Private Shared Sub WriteLine(ByVal format As String, _
ByVal ParamArray args() As Object)
If (output = OutputType.Console) Then
System.Console.WriteLine(String.Format(format, args))
Else ' debug
System.Diagnostics.Debug.WriteLine( _
String.Format(format, args))
End If
End Sub

End Class

Friend Class MarkTime
Private stack As Stack(Of Stamp) = Nothing
Public Sub New()
stack = New Stack(Of Stamp)()
End Sub

Public Function AddStart() As String
Dim start As Stamp = New Stamp()
stack.Push(start)
Return start.StartTime
End Function

Public Function RemoveStart() As String
If (stack.Peek() Is Nothing = False) Then
Return stack.Pop().ElapsedTimeString
Else
Return ""
End If

End Function
End Class

Friend Class Stamp
Private start As DateTime
Public Sub New()
start = DateTime.Now
End Sub

Public ReadOnly Property ElapsedTimeString() As String
Get
Return ElapsedTime.ToString()
End Get
End Property

Public ReadOnly Property StartTime()
Get
Return start.ToLongTimeString()
End Get
End Property

Public ReadOnly Property ElapsedTime() As TimeSpan
Get
Return DateTime.Now.Subtract(start)
End Get
End Property
End Class
End Namespace

Put Your Code on the Clock

You just created an AutoProfiler that enables a consumer to time any statement, multiple statement, method, or larger block of code only by calling AutoProfiler.Start and AutoProfiler.Stopp.
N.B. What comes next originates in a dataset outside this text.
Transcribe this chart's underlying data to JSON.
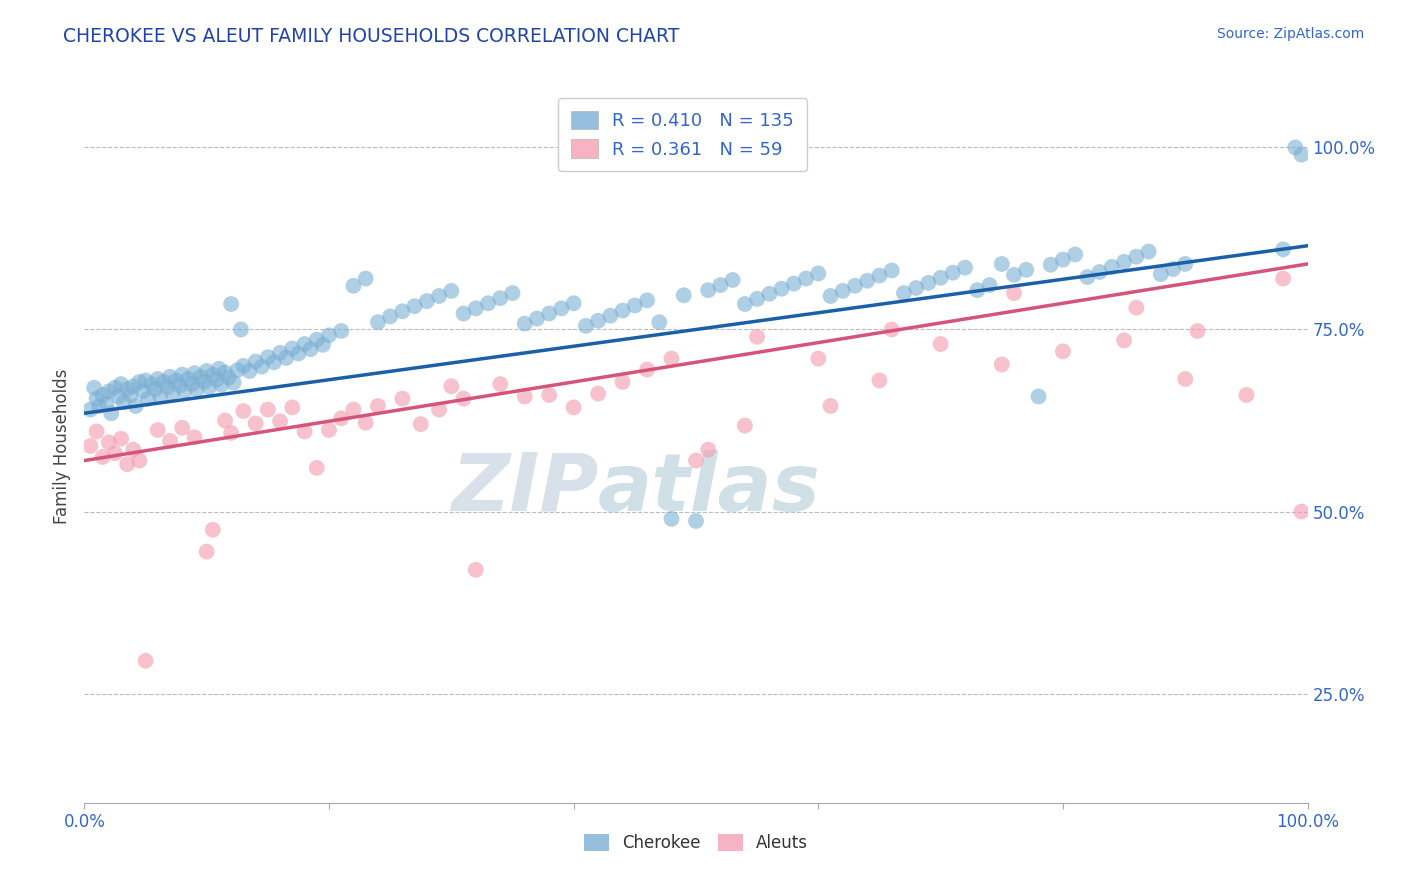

This technique employs generics, hashtables, reflection, and the knowledge of the StackTrace class. You will find it useful whenever you encounter code running slower than desired.

My father taught me that a craftsman is known by the quality of his tools. Writing high-quality .NET code depends on knowing which .NET tools exist and crafting those that are absent. I hope you find the AutoProfiler helpful and easy to use.